Privsep is great; I use it whenever I can. I also have tiny embedded systems that don't support it, as well as containerized systems that don't need it.
You've just demonstrated that you don't understand either the goals or mechanism of privilege separation: 1) it doesn't require root and 2) it protects more than the root account.
It's good that you have the source code so you can re-add/maintain the features you need, or can backport fixes to previous versions that have them implemented.
These changes are very good for the vast majority of users as they removes two big opportunities to silently shoot yourself in the foot.
In principle I agree. Looking at the security patches there seems to be a few issues around this feature. My guess is that this feature is entering the "disable before retire" phase of its life.
Their TLS configuration is very strict. Only TLS 1.2 with only ECDHE + ChaCha20 or AES-GCM cipher suites. A lot of clients can't talk to it (including IE 11 on Windows 7 and 8), so it makes sense that they still offer non-encrypted connections: https://www.ssllabs.com/ssltest/analyze.html?d=openssh.com.

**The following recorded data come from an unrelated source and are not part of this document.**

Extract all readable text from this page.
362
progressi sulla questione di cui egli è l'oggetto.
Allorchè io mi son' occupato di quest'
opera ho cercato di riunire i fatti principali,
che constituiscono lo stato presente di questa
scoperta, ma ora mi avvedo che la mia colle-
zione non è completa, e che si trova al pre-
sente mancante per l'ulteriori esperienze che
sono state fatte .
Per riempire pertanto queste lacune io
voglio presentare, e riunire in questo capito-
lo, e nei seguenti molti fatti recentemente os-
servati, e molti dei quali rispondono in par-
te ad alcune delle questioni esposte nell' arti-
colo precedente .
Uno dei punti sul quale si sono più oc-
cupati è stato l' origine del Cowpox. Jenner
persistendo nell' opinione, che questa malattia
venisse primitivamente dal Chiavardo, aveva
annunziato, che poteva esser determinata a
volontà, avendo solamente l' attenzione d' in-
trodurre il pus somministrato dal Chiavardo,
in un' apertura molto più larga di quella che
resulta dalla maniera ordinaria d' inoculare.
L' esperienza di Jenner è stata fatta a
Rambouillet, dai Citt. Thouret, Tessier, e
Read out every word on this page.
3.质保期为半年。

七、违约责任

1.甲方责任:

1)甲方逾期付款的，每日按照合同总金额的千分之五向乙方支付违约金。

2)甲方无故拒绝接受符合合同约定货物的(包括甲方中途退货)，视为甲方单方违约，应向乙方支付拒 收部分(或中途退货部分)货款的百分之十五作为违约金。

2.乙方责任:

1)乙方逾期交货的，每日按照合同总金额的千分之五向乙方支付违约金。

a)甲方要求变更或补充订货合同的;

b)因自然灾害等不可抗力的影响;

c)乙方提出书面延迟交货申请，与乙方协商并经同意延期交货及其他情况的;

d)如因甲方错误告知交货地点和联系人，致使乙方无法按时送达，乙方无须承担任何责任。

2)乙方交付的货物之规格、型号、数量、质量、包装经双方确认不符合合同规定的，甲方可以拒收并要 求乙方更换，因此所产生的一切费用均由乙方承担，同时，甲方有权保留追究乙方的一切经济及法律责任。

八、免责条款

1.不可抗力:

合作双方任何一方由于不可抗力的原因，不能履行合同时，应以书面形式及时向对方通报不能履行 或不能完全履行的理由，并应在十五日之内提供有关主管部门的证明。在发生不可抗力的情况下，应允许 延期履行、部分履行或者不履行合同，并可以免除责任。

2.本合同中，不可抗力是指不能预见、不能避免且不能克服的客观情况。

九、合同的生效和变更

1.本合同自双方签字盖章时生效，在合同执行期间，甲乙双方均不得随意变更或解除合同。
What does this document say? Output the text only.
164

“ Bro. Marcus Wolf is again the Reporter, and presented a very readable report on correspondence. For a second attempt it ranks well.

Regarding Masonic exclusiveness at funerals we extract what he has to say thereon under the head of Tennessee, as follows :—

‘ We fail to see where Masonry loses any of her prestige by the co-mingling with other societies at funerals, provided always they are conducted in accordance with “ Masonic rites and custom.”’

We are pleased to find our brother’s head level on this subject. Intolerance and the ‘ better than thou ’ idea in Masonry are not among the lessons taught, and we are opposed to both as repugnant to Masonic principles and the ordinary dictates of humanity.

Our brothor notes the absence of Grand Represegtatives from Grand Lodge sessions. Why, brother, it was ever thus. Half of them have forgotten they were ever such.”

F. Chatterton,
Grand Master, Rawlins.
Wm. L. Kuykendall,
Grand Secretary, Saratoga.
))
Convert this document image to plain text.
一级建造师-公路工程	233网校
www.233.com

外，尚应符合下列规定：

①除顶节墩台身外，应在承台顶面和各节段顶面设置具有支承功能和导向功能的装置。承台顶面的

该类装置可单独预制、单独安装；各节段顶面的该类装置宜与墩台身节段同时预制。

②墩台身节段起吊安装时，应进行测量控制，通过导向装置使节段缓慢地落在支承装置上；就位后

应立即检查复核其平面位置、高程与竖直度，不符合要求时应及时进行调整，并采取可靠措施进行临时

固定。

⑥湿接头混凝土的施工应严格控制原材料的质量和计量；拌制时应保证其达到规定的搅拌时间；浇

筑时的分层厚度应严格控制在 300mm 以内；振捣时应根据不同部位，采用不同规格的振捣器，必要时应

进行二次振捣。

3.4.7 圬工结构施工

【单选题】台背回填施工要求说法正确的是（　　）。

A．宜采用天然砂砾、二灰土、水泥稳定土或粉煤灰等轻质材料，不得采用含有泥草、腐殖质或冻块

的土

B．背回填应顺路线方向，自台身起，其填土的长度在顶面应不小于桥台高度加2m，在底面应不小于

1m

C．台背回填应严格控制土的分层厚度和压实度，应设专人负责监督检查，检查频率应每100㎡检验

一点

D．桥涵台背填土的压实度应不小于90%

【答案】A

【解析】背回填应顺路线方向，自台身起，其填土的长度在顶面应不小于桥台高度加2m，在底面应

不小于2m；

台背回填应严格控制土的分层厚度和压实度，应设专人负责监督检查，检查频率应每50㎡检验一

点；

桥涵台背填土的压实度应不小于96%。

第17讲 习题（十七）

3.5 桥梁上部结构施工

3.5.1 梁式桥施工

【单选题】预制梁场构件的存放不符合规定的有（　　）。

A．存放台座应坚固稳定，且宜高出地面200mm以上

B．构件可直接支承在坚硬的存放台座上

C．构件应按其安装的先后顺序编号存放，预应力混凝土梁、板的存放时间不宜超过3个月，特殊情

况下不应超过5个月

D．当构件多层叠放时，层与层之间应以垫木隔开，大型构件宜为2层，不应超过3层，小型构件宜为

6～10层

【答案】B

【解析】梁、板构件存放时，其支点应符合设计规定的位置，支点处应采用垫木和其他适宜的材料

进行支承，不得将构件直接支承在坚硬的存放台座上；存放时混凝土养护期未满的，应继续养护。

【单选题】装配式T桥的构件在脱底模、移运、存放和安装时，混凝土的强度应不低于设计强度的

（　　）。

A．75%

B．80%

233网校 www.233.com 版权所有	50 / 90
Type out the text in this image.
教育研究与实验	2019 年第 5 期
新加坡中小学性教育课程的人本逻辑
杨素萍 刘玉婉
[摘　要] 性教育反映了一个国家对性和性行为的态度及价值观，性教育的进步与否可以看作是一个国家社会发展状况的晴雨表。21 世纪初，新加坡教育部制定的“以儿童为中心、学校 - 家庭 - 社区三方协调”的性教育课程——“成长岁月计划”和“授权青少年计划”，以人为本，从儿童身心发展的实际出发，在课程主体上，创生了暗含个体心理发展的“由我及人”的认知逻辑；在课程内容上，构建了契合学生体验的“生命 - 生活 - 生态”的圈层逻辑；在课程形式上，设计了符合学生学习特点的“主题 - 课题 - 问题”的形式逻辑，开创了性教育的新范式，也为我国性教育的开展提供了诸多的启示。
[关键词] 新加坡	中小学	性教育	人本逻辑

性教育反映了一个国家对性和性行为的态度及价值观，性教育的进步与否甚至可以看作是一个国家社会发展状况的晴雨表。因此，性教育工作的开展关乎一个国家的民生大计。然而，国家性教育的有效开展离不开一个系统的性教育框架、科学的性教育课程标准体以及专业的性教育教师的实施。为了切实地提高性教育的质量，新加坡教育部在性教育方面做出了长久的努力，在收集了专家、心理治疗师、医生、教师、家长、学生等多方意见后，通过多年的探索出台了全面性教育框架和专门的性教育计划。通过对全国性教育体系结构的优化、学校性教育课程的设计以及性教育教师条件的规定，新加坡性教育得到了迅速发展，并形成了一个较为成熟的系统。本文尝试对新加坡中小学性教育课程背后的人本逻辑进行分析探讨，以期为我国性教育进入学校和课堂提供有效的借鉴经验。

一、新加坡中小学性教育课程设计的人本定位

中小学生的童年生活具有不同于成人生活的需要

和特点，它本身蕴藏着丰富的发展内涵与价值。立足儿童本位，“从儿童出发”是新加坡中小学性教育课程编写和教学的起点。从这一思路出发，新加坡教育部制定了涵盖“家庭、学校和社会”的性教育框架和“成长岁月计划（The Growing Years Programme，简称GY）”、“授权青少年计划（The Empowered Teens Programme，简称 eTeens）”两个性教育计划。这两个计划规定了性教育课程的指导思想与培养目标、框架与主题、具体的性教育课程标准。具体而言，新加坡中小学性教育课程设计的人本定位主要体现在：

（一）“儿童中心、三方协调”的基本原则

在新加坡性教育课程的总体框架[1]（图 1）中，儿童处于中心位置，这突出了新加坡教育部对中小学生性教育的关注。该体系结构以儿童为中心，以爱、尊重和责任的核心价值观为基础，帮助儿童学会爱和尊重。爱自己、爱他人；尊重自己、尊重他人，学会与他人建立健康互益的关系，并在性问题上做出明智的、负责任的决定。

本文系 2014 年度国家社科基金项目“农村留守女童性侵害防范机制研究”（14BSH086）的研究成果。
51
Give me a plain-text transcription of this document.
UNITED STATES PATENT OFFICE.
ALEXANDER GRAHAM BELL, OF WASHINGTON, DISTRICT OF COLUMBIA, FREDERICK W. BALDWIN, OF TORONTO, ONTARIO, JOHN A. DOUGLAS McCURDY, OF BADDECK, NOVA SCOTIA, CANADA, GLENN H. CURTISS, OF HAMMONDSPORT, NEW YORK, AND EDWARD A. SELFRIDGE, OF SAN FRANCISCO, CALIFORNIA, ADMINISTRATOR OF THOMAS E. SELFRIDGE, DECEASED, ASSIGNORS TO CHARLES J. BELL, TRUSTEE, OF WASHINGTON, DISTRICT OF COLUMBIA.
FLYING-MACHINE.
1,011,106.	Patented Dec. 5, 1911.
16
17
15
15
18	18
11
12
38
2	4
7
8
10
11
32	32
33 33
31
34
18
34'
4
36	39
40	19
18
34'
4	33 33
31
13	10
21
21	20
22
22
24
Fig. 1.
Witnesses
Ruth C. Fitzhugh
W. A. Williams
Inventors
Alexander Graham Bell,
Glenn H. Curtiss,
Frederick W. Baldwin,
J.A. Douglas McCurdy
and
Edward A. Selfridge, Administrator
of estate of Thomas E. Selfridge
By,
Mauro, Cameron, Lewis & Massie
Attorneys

HTTPS is about more than just confidentiality (encryption), though. There's also authentication (the party serving the traffic to you is the party you asked for) and integrity (the traffic has not been modified since it was sent).
This prevents all kinds of undesirable behaviour; like your ISP injecting JavaScript ads into the webpages you view.
Confidentiality is just a nice little side-benefit.
But their server should also redirect normal users.
EDIT: ah no, different computers. On my personal computers I have it, not on my workplace computer. (and my point remains, they should redirect traffic)
No, they should either serve the URL requested or refuse to do so. There are networks that do not allow TLS traffic, and clients that do not support it.
Who needs this? I have a ssh server on my ubuntu, do I need to update OpenSSH? Also, I have openssl installed (for some reason), is that the same thing?
The ssh server on your Ubuntu machine is probably OpenSSH. If you're keeping your machine up to date with Ubuntu's security updates then you can let them take care of it.
OpenSSL is separate software, but it provides a cryptography library that OpenSSH (usually) uses. You will need it installed.
"OpenSSH is a 100% complete SSH protocol 2.0 implementation..."
This bug[0] calling out the fact that OpenSSH doesn't implement section 6.9 of RFC 4254 (which allows you to send signals to remote processes) has been open since 2008, complete with community submitted patches that implement that part of the protocol.
My recent pet Golang project[1] is a parallel remote command executor that uses OpenSSH, and I would really love the ability to better manage remote processes I execute via SSH.